Can We Extract Intent From Constraints?

The siren song of type systems is that a sufficiently advanced one can substitute for documentation. This, in my experience, is true of only the most mechanical statements: this arg is a string, only one worker can access this value at a time, this function performs IO. I have yet to encounter generated documentation that makes newcomers shriek with joy at its elysian clarity. Readers of C++ or Java-derived autodocs—even on the level of individual subroutines—generally shriek with other emotions entirely.

The reason is that types—at least as we have them today—are only constraints. They specify invariants that hold as we move through a program, and, from a human perspective, they tend to be fairly low-level trivialities. (In fact, “type” is an unfortunate word, a carryover from early languages where all they guarded was the difference between floats and chars. We could more usefully call them “invariants” if that weren’t already taken.) Types convey structure and allow us to mechanically enforce rules for keeping it intact. But structure alone is not enough to convey meaning.

For example, what can you know about this well-typed function?

def f(x: str, y: int) -> str:

It has some constraints in effect, but, as long as it meets those, it can do anything, even just returning "foo" all the time. It could be a string-repetition function that prints its first argument a certain number of times, but we can’t deduce that from only the types. Let’s fill in an implementation and see if that helps:

def f(x: str, y: int) -> str:
    return '{}#{}'.format(x, y)

Now our function has behavior. It’s clear what it does, but it could still mean a great many things; we could not yet write a test for it. What is it trying to do? Is it succeeding in it? Let’s add naming and see intent begin to filter in:

def source_url_with_line_anchor(path: str, line: int) -> str:
    return '{}#{}'.format(path, line)

A lot of meaning comes flying out of the names, basically for free, just by choosing good ones rather than bad. But we’re still not quite done.
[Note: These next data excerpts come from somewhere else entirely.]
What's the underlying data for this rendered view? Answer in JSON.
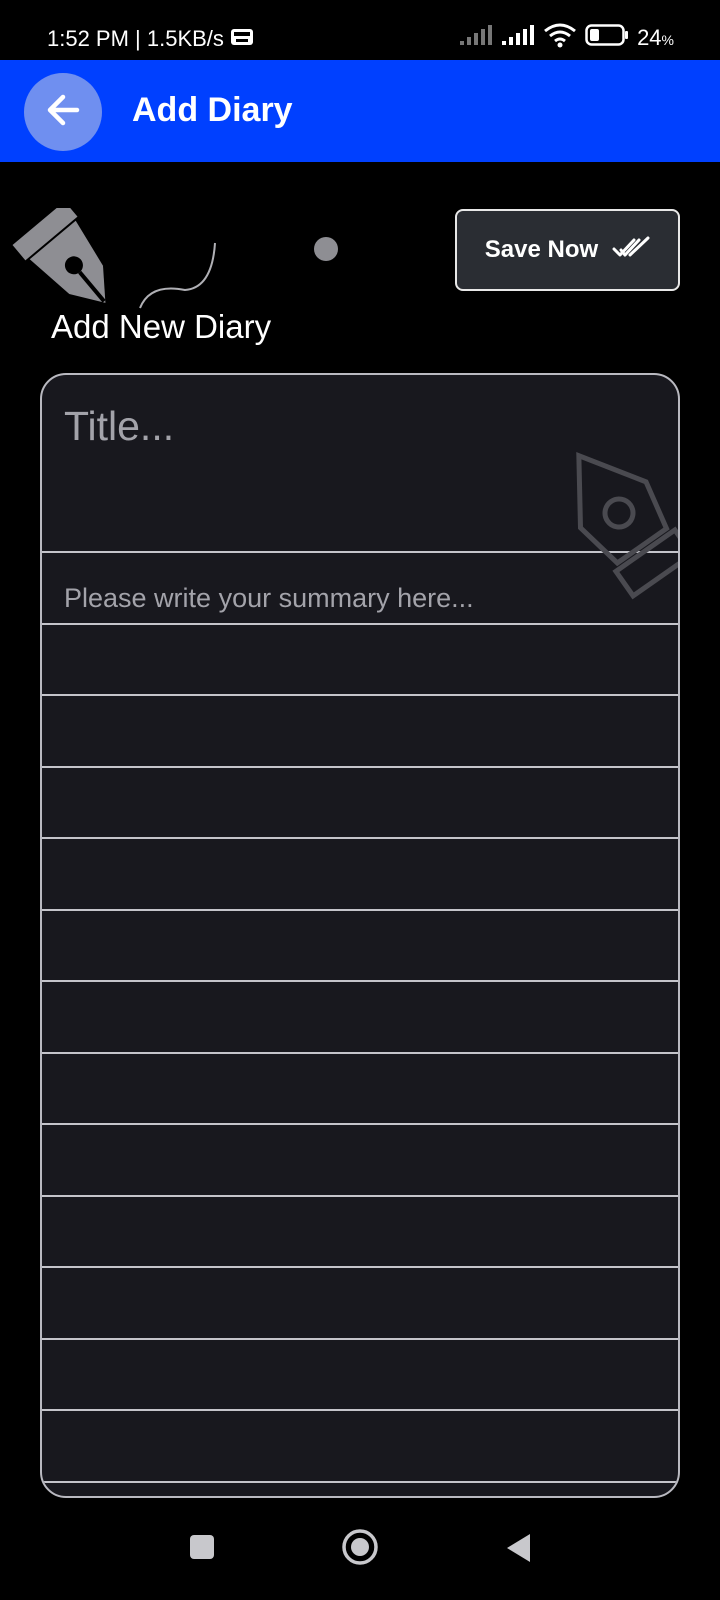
{
  "status_bar": {
    "time_speed": "1:52 PM | 1.5KB/s",
    "battery_percent": "24",
    "battery_unit": "%",
    "icons": [
      "hd-badge-icon",
      "signal-icon",
      "signal-icon",
      "wifi-icon",
      "battery-icon"
    ]
  },
  "app_bar": {
    "title": "Add Diary",
    "back_icon": "arrow-left-icon",
    "color": "#0040ff"
  },
  "header": {
    "save_label": "Save Now",
    "save_icon": "double-check-icon",
    "section_title": "Add New Diary"
  },
  "form": {
    "title_placeholder": "Title...",
    "summary_placeholder": "Please write your summary here..."
  },
  "nav_bar": {
    "icons": [
      "recents-square-icon",
      "home-circle-icon",
      "back-triangle-icon"
    ]
  }
}
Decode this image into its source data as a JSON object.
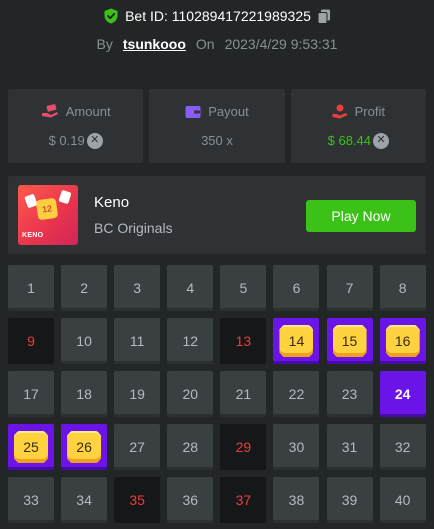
{
  "header": {
    "bet_id": "Bet ID: 110289417221989325",
    "by_label": "By",
    "username": "tsunkooo",
    "on_label": "On",
    "date": "2023/4/29 9:53:31"
  },
  "stats": {
    "amount": {
      "label": "Amount",
      "value": "$ 0.19"
    },
    "payout": {
      "label": "Payout",
      "value": "350 x"
    },
    "profit": {
      "label": "Profit",
      "value": "$ 68.44"
    },
    "colors": {
      "amount_icon": "#e94d6e",
      "payout_icon": "#8a5cf6",
      "profit_icon": "#ec3d3d",
      "profit_value": "#3bc117"
    }
  },
  "game": {
    "name": "Keno",
    "provider": "BC Originals",
    "play_label": "Play Now",
    "thumb_number": "12",
    "thumb_logo": "KENO"
  },
  "board": {
    "cells": [
      {
        "n": "1",
        "state": "normal"
      },
      {
        "n": "2",
        "state": "normal"
      },
      {
        "n": "3",
        "state": "normal"
      },
      {
        "n": "4",
        "state": "normal"
      },
      {
        "n": "5",
        "state": "normal"
      },
      {
        "n": "6",
        "state": "normal"
      },
      {
        "n": "7",
        "state": "normal"
      },
      {
        "n": "8",
        "state": "normal"
      },
      {
        "n": "9",
        "state": "miss"
      },
      {
        "n": "10",
        "state": "normal"
      },
      {
        "n": "11",
        "state": "normal"
      },
      {
        "n": "12",
        "state": "normal"
      },
      {
        "n": "13",
        "state": "miss"
      },
      {
        "n": "14",
        "state": "hit"
      },
      {
        "n": "15",
        "state": "hit"
      },
      {
        "n": "16",
        "state": "hit"
      },
      {
        "n": "17",
        "state": "normal"
      },
      {
        "n": "18",
        "state": "normal"
      },
      {
        "n": "19",
        "state": "normal"
      },
      {
        "n": "20",
        "state": "normal"
      },
      {
        "n": "21",
        "state": "normal"
      },
      {
        "n": "22",
        "state": "normal"
      },
      {
        "n": "23",
        "state": "normal"
      },
      {
        "n": "24",
        "state": "selected"
      },
      {
        "n": "25",
        "state": "hit"
      },
      {
        "n": "26",
        "state": "hit"
      },
      {
        "n": "27",
        "state": "normal"
      },
      {
        "n": "28",
        "state": "normal"
      },
      {
        "n": "29",
        "state": "miss"
      },
      {
        "n": "30",
        "state": "normal"
      },
      {
        "n": "31",
        "state": "normal"
      },
      {
        "n": "32",
        "state": "normal"
      },
      {
        "n": "33",
        "state": "normal"
      },
      {
        "n": "34",
        "state": "normal"
      },
      {
        "n": "35",
        "state": "miss"
      },
      {
        "n": "36",
        "state": "normal"
      },
      {
        "n": "37",
        "state": "miss"
      },
      {
        "n": "38",
        "state": "normal"
      },
      {
        "n": "39",
        "state": "normal"
      },
      {
        "n": "40",
        "state": "normal"
      }
    ]
  }
}
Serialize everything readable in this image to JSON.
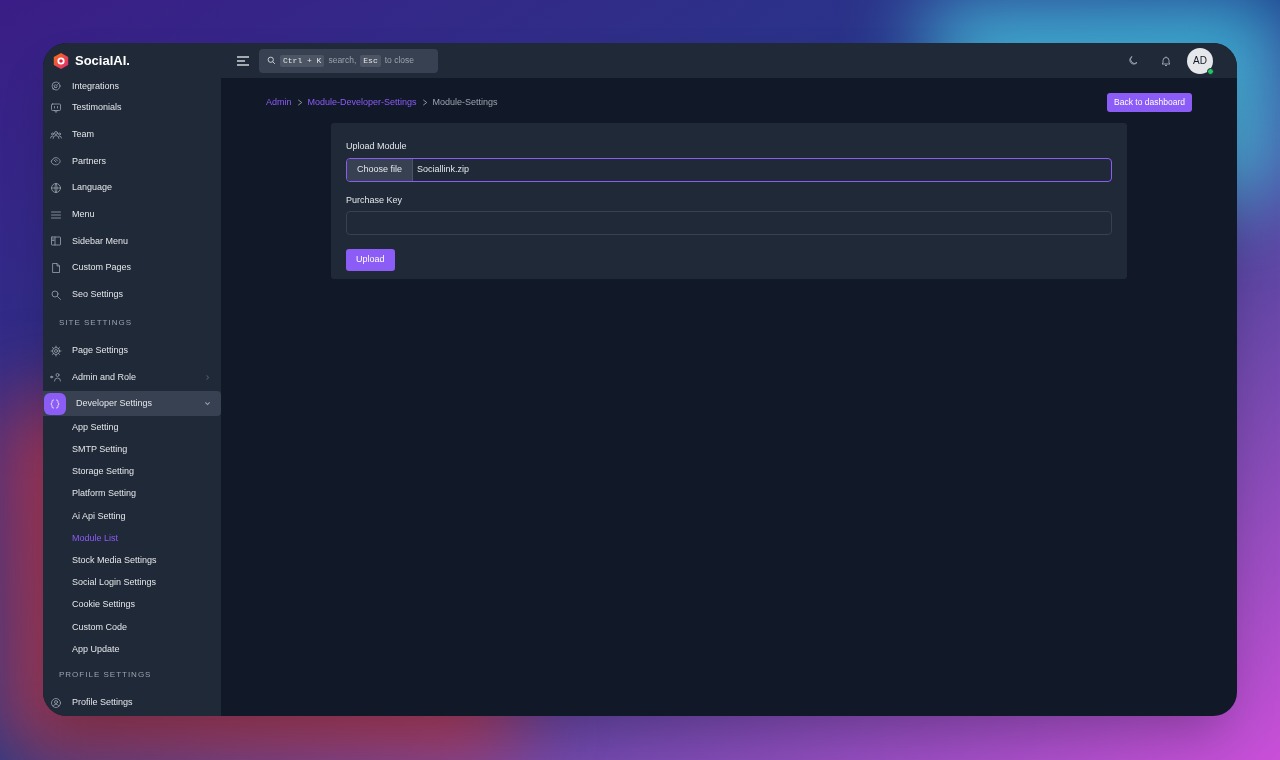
{
  "app": {
    "name": "SocialAI."
  },
  "search": {
    "shortcut_key": "Ctrl + K",
    "shortcut_text": "search,",
    "close_key": "Esc",
    "close_text": "to close"
  },
  "user": {
    "initials": "AD",
    "online": true
  },
  "sidebar": {
    "items": [
      {
        "kind": "link",
        "label": "Integrations",
        "selected": false
      },
      {
        "kind": "link",
        "label": "Testimonials",
        "selected": false
      },
      {
        "kind": "link",
        "label": "Team",
        "selected": false
      },
      {
        "kind": "link",
        "label": "Partners",
        "selected": false
      },
      {
        "kind": "link",
        "label": "Language",
        "selected": false
      },
      {
        "kind": "link",
        "label": "Menu",
        "selected": false
      },
      {
        "kind": "link",
        "label": "Sidebar Menu",
        "selected": false
      },
      {
        "kind": "link",
        "label": "Custom Pages",
        "selected": false
      },
      {
        "kind": "link",
        "label": "Seo Settings",
        "selected": false
      },
      {
        "kind": "heading",
        "label": "SITE SETTINGS"
      },
      {
        "kind": "link",
        "label": "Page Settings",
        "selected": false
      },
      {
        "kind": "group",
        "label": "Admin and Role",
        "selected": false,
        "expanded": false
      },
      {
        "kind": "group",
        "label": "Developer Settings",
        "selected": true,
        "expanded": true,
        "children": [
          {
            "label": "App Setting",
            "selected": false
          },
          {
            "label": "SMTP Setting",
            "selected": false
          },
          {
            "label": "Storage Setting",
            "selected": false
          },
          {
            "label": "Platform Setting",
            "selected": false
          },
          {
            "label": "Ai Api Setting",
            "selected": false
          },
          {
            "label": "Module List",
            "selected": true
          },
          {
            "label": "Stock Media Settings",
            "selected": false
          },
          {
            "label": "Social Login Settings",
            "selected": false
          },
          {
            "label": "Cookie Settings",
            "selected": false
          },
          {
            "label": "Custom Code",
            "selected": false
          },
          {
            "label": "App Update",
            "selected": false
          }
        ]
      },
      {
        "kind": "heading",
        "label": "PROFILE SETTINGS"
      },
      {
        "kind": "link",
        "label": "Profile Settings",
        "selected": false
      }
    ]
  },
  "breadcrumb": [
    {
      "label": "Admin",
      "link": true
    },
    {
      "label": "Module-Developer-Settings",
      "link": true
    },
    {
      "label": "Module-Settings",
      "link": false
    }
  ],
  "back_button": "Back to dashboard",
  "form": {
    "upload_label": "Upload Module",
    "choose_button": "Choose file",
    "file_name": "Sociallink.zip",
    "upload_focused": true,
    "key_label": "Purchase Key",
    "submit": "Upload"
  }
}
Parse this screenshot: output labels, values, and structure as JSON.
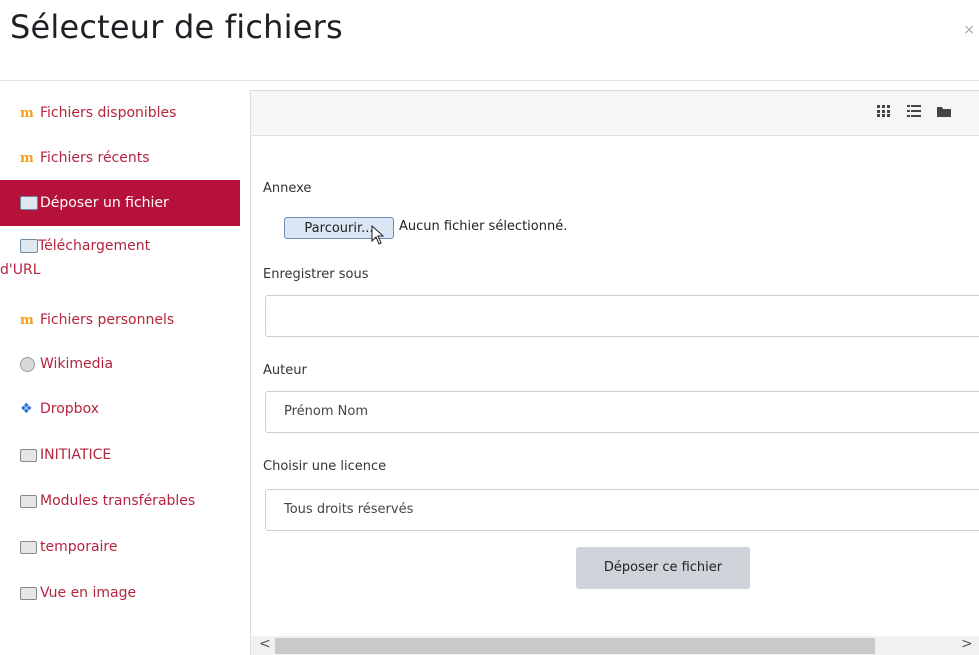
{
  "dialog": {
    "title": "Sélecteur de fichiers",
    "close_glyph": "×"
  },
  "sidebar": {
    "items": [
      {
        "label": "Fichiers disponibles",
        "icon": "moodle-icon"
      },
      {
        "label": "Fichiers récents",
        "icon": "moodle-icon"
      },
      {
        "label": "Déposer un fichier",
        "icon": "upload-icon",
        "active": true
      },
      {
        "label": "Téléchargement d'URL",
        "line1": "Téléchargement",
        "line2": "d'URL",
        "icon": "url-download-icon"
      },
      {
        "label": "Fichiers personnels",
        "icon": "moodle-icon"
      },
      {
        "label": "Wikimedia",
        "icon": "wikimedia-icon"
      },
      {
        "label": "Dropbox",
        "icon": "dropbox-icon"
      },
      {
        "label": "INITIATICE",
        "icon": "folder-icon"
      },
      {
        "label": "Modules transférables",
        "icon": "folder-icon"
      },
      {
        "label": "temporaire",
        "icon": "folder-icon"
      },
      {
        "label": "Vue en image",
        "icon": "folder-icon"
      }
    ],
    "active_color": "#b5113a",
    "link_color": "#b5243f"
  },
  "toolbar": {
    "views": [
      "grid-view-icon",
      "list-view-icon",
      "folder-view-icon"
    ]
  },
  "form": {
    "attachment_label": "Annexe",
    "browse_label": "Parcourir...",
    "no_file_text": "Aucun fichier sélectionné.",
    "save_as_label": "Enregistrer sous",
    "save_as_value": "",
    "author_label": "Auteur",
    "author_value": "Prénom Nom",
    "license_label": "Choisir une licence",
    "license_value": "Tous droits réservés",
    "submit_label": "Déposer ce fichier"
  },
  "scrollbar": {
    "left_arrow": "<",
    "right_arrow": ">"
  }
}
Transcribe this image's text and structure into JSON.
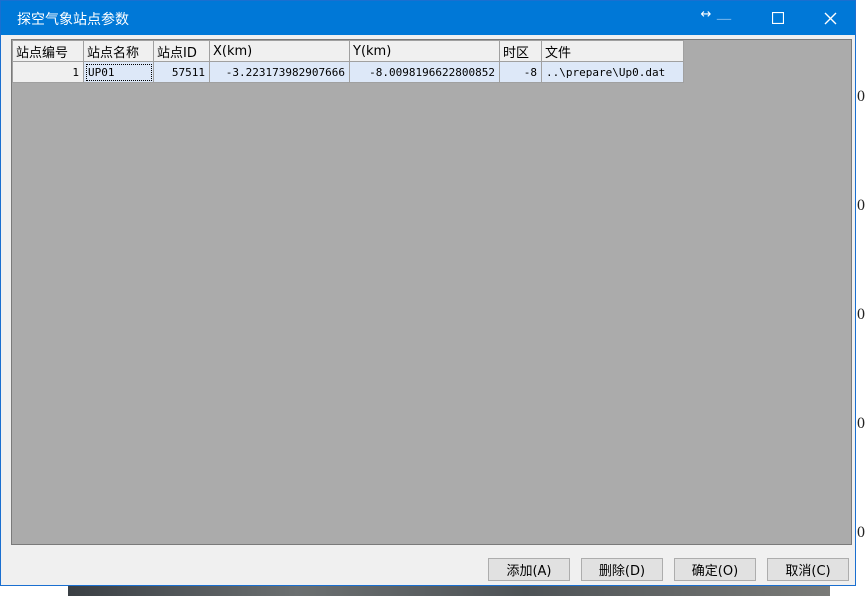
{
  "window": {
    "title": "探空气象站点参数",
    "resize_glyph": "↔",
    "minimize_glyph": "—",
    "maximize_glyph": "☐",
    "close_glyph": "✕"
  },
  "grid": {
    "columns": [
      "站点编号",
      "站点名称",
      "站点ID",
      "X(km)",
      "Y(km)",
      "时区",
      "文件"
    ],
    "rows": [
      {
        "num": "1",
        "name": "UP01",
        "id": "57511",
        "x": "-3.223173982907666",
        "y": "-8.0098196622800852",
        "tz": "-8",
        "file": "..\\prepare\\Up0.dat"
      }
    ]
  },
  "buttons": {
    "add": "添加(A)",
    "delete": "删除(D)",
    "ok": "确定(O)",
    "cancel": "取消(C)"
  },
  "background": {
    "edge_glyphs": [
      "0",
      "0",
      "0",
      "0",
      "0"
    ]
  }
}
def source_url_with_line_anchor(path: str, line: int) -> str:
    """Return a URL to a source code file at a given line.

    :arg path: The checkout-relative path to the source file
    :arg line: The line number to point to

    return '{}#{}'.format(path, line)

With actual documentation in place, the intent—not just the actual behavior—of the function finally becomes clear. At this point, we could write tests, whose purpose is always to map intents to (testable) behaviors. We would notice that the function is buggy: it should URL-escape any weird chars that make their way into path. Of course, we could define a Url class and lift some of the documented intent up into the type annotations, but that gets us only a baby step closer: there’s still no telling which URL we intend to return. If type systems went that far, we would have no need of any other facet of programming. Though, at that point, I suspect the required constraint declarations would look a lot like Prolog and be so incomprensible as to send us scurrying back to handcrafted documentation. We’ve been playing with constraint solvers for over 40 years, and even the most mature ones are not shy about expressing intent in English. For that matter, it’s been shown that C++’s template system is Turing-complete, but I wouldn’t want to trade my docs for it.

It’s intent that humans need in order to understand a system. We grope for intent even when it’s not there, in all kinds of complex systems: casting viruses as wanting to replicate and gasses as wanting to bubble up out of solution. Perhaps we all make the best use of our wetware by overzealously anthropomorphizing everything. But as programmers, we should recognize that constraints are for proof machines, behaviors are for tests, and intents are for each other.